In the Harry Potter series there is one thing the magicians cannot do. It’s a “rule” of Rowling’s magical world. No magician no matter how Dumbledore/Voldemort-powerful they are can bring the dead back to life. Oddly, the Jewish sages always had that power. From Moses in 1313 BCE through the elders, the prophets (400BCE), the Great Assembly, the Mishna sages (200CE), and the Talmudic sages (500CE), every single one of them could, if they chose to, bring a corpse back. But that’s not how we roll. With rare exceptions, they just didn’t.
You see we aren’t interested in tricks, even awesome astounding ones; we’re interested in closeness to God.
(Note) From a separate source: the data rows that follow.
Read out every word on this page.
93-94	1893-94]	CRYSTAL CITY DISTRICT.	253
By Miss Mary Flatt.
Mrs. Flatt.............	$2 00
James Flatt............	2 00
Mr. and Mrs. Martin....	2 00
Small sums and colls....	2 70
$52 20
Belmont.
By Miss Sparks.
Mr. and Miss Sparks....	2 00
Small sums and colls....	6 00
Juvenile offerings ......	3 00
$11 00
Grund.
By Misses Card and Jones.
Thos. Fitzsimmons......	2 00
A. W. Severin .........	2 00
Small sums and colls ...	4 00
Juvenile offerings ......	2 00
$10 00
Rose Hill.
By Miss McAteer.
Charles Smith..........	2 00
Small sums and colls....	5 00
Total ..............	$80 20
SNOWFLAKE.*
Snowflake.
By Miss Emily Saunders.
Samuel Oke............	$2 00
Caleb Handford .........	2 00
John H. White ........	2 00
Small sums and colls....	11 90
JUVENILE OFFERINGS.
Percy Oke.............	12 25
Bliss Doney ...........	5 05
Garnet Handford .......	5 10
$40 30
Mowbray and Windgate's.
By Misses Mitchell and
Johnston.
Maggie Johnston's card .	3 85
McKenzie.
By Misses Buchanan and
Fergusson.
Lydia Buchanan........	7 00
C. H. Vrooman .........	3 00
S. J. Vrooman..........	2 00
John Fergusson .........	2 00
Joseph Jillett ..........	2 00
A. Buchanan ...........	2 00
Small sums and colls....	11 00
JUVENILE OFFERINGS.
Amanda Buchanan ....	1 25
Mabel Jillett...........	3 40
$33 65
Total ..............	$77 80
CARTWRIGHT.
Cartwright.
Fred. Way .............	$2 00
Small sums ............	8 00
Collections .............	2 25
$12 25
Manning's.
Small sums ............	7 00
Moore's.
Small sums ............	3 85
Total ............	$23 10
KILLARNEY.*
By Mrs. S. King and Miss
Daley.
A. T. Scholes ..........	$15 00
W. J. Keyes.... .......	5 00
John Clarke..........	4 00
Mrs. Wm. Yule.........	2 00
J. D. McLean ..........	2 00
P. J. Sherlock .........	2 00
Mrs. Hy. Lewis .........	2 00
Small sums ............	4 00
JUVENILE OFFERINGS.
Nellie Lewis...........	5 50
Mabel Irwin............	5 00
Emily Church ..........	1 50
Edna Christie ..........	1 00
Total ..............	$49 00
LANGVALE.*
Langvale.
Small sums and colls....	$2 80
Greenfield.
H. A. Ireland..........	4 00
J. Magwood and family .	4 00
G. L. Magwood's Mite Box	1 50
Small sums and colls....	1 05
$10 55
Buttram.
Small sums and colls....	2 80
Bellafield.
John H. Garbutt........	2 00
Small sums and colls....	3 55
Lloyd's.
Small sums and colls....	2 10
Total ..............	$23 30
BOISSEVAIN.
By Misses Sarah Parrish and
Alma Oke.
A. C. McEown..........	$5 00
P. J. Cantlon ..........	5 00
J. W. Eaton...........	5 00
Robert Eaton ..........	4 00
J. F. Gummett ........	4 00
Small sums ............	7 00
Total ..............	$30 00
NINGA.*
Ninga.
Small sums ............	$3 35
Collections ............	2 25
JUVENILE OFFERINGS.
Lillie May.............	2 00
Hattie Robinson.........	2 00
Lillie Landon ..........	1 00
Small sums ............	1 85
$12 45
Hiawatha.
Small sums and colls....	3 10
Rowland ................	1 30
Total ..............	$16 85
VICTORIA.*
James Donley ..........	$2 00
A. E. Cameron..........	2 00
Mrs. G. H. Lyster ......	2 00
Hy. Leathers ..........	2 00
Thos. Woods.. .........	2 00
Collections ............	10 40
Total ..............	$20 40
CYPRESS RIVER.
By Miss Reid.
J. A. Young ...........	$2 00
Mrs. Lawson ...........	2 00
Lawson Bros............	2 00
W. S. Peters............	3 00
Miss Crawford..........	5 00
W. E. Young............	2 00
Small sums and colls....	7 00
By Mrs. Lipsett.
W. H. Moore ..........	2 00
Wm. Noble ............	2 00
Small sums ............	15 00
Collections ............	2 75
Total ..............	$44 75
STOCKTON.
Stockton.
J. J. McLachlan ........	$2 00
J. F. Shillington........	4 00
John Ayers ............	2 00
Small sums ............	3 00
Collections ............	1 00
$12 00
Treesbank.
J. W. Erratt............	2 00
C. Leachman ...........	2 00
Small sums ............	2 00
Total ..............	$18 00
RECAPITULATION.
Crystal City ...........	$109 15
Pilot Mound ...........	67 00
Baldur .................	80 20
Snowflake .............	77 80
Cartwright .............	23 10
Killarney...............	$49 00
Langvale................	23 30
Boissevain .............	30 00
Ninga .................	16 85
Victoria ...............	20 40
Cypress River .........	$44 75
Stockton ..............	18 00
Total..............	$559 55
We are interested in mysticism and esoteric ideas mainly as a means to elevate ourselves and inspire. We want to touch the Infinite.
With that in mind we approach each month of the calendar year and look to our sages for mystical insights so we can focus more acutely on self growth with a possible tool to make us more successful.
An invaluable tool specifically during Cheshvan is to focus on coming back from a spiritual “fall”. The letter “nun” in Hebrew is associated with the word “nefila”, to fall. Both the flood and the recovery from the flood happened in Cheshvan. This implies the ability to recover. Cheshvan is the month for recovery.
It’s the beginning of the year since it comes after Rosh HaShannah and the first month. Now is the time to plan for the year. And the beginning of wisdom is fear/awe of the Almighty. If you spend time trying to inspire yourself with more awe of the Creator, it will help you overcome a bad habit you’ve developed. Pick one area of spirituality that you used to be on a higher level in, and use this month to get back to your old lofty self.
Make a specific plan for the year. Map it out. Nothing happens over night.